75.
I took refuge in the car, I started the engine, and with Imma on my knees I left. The baby seemed happy, she wanted to honk the horn, as Elsa had taught her, she spoke her incomprehensible little words alternating with shrieks of joy at my presence. I drove without a goal, I wanted only to get as far away from the house as possible. Finally I found myself at Sant’Elmo. I parked, turned off the engine, and discovered that I had no tears, I wasn’t suffering, I was only frozen with horror.
I couldn’t believe it. Was it possible that that Nino whom I had discovered as he was thrusting his taut sex inside the sex of a mature woman—a woman who cleaned my house, did my shopping, cooked, took care of my children; a woman marked by the struggle to survive, large, worn-out, the absolute opposite of the cultivated, elegant women he brought to dinner—was the boy of my adolescence? For the whole time I was driving blindly, perhaps scarcely feeling the weight of the half-naked Imma, who was pounding the horn in vain and happily calling me, I couldn’t give him a stable identity. I felt as if, entering the house, I had suddenly found out in the open, in my bathroom, an alien creature who usually stayed hidden inside the skin of the father of my third daughter. The stranger had the features of Nino, but wasn’t him. Was it the other, the one born after Ischia? But which one? The one who had impregnated Silvia? The lover of Mariarosa? The husband of Eleonora, unfaithful and yet closely bound to her? The married man who had said to me, a married woman, that he loved me, wanted me at all costs?
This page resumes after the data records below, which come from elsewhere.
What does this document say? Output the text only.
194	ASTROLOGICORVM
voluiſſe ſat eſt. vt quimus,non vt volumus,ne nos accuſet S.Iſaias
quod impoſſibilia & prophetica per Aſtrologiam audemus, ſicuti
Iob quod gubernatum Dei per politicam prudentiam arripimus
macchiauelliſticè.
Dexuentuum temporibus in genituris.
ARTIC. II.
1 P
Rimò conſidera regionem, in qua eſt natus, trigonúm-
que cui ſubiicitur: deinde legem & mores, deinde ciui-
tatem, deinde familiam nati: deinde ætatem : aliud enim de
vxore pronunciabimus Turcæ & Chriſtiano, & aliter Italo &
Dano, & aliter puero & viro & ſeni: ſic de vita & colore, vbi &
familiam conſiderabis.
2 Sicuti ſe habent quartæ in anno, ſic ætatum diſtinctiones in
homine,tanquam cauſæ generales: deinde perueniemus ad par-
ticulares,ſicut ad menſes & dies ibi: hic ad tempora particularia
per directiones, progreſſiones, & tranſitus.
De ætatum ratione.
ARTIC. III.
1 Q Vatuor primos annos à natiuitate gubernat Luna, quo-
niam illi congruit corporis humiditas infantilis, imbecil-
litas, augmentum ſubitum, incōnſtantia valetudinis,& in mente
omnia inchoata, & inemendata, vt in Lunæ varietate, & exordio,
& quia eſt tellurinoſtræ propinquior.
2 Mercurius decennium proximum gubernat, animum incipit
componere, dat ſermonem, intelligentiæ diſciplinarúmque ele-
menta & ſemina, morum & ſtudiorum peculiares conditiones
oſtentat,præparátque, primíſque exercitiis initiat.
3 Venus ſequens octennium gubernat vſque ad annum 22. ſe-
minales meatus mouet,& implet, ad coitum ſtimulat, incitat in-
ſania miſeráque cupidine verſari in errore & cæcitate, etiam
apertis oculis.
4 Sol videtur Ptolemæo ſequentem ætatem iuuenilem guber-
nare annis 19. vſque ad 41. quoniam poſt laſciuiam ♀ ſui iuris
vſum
Along the entire route that led me to the Vomero, I had tried to cling to the Nino of the neighborhood and of high school, the Nino of tenderness and love, to get myself out of the revulsion. Only when I stopped at Sant’Elmo did the bathroom return to mind, and the moment when he had opened his eyes and seen me in the mirror, standing on the threshold. Then everything seemed clearer. There was no split between that man who came after Lila and the boy with whom—before Lila—I had been in love since childhood. Nino was only one, and the expression he had on his face while he was inside Silvana was the proof. It was the expression of his father, Donato, not when he deflowered me on the Maronti but when he touched me between the legs, under the sheet, in Nella’s kitchen.
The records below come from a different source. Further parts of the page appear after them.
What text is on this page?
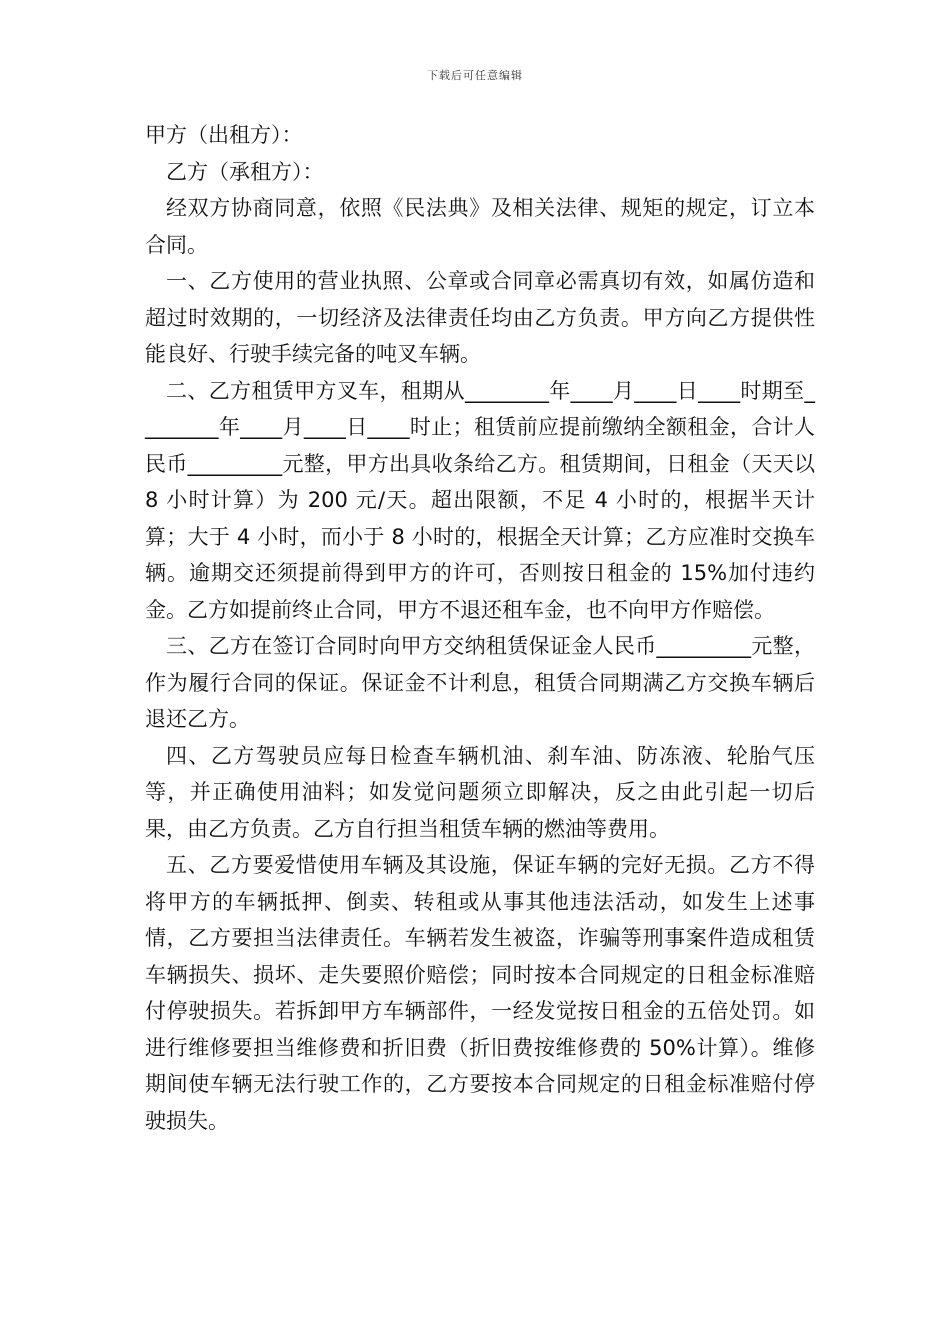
下载后可任意编辑

甲方（出租方）：

乙方（承租方）：

经双方协商同意，依照《民法典》及相关法律、规矩的规定，订立本合同。

一、乙方使用的营业执照、公章或合同章必需真切有效，如属仿造和超过时效期的，一切经济及法律责任均由乙方负责。甲方向乙方提供性能良好、行驶手续完备的吨叉车辆。

二、乙方租赁甲方叉车，租期从________年____月____日____时期至________年____月____日____时止；租赁前应提前缴纳全额租金，合计人民币_________元整，甲方出具收条给乙方。租赁期间，日租金（天天以 8 小时计算）为 200 元/天。超出限额，不足 4 小时的，根据半天计算；大于 4 小时，而小于 8 小时的，根据全天计算；乙方应准时交换车辆。逾期交还须提前得到甲方的许可，否则按日租金的 15%加付违约金。乙方如提前终止合同，甲方不退还租车金，也不向甲方作赔偿。

三、乙方在签订合同时向甲方交纳租赁保证金人民币_________元整，作为履行合同的保证。保证金不计利息，租赁合同期满乙方交换车辆后退还乙方。

四、乙方驾驶员应每日检查车辆机油、刹车油、防冻液、轮胎气压等，并正确使用油料；如发觉问题须立即解决，反之由此引起一切后果，由乙方负责。乙方自行担当租赁车辆的燃油等费用。

五、乙方要爱惜使用车辆及其设施，保证车辆的完好无损。乙方不得将甲方的车辆抵押、倒卖、转租或从事其他违法活动，如发生上述事情，乙方要担当法律责任。车辆若发生被盗，诈骗等刑事案件造成租赁车辆损失、损坏、走失要照价赔偿；同时按本合同规定的日租金标准赔付停驶损失。若拆卸甲方车辆部件，一经发觉按日租金的五倍处罚。如进行维修要担当维修费和折旧费（折旧费按维修费的 50%计算）。维修期间使车辆无法行驶工作的，乙方要按本合同规定的日租金标准赔付停驶损失。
Nothing alien, then, but much that was ugly. Nino was what he wouldn’t have wanted to be and yet always had been. When he rhythmically hammered against Silvana’s buttocks and was also kindly taking care to give her pleasure, he wasn’t lying, just as he wasn’t lying when he wronged me and was sorry, apologized, begged me to forgive him, swore that he loved me. He is like that, I said to myself. But that didn’t console me. I felt, rather, that the horror, instead of fading, found a more solid refuge in that statement. Then a warm liquid spread down to my knees. I shook myself: Imma was naked, she had peed on me.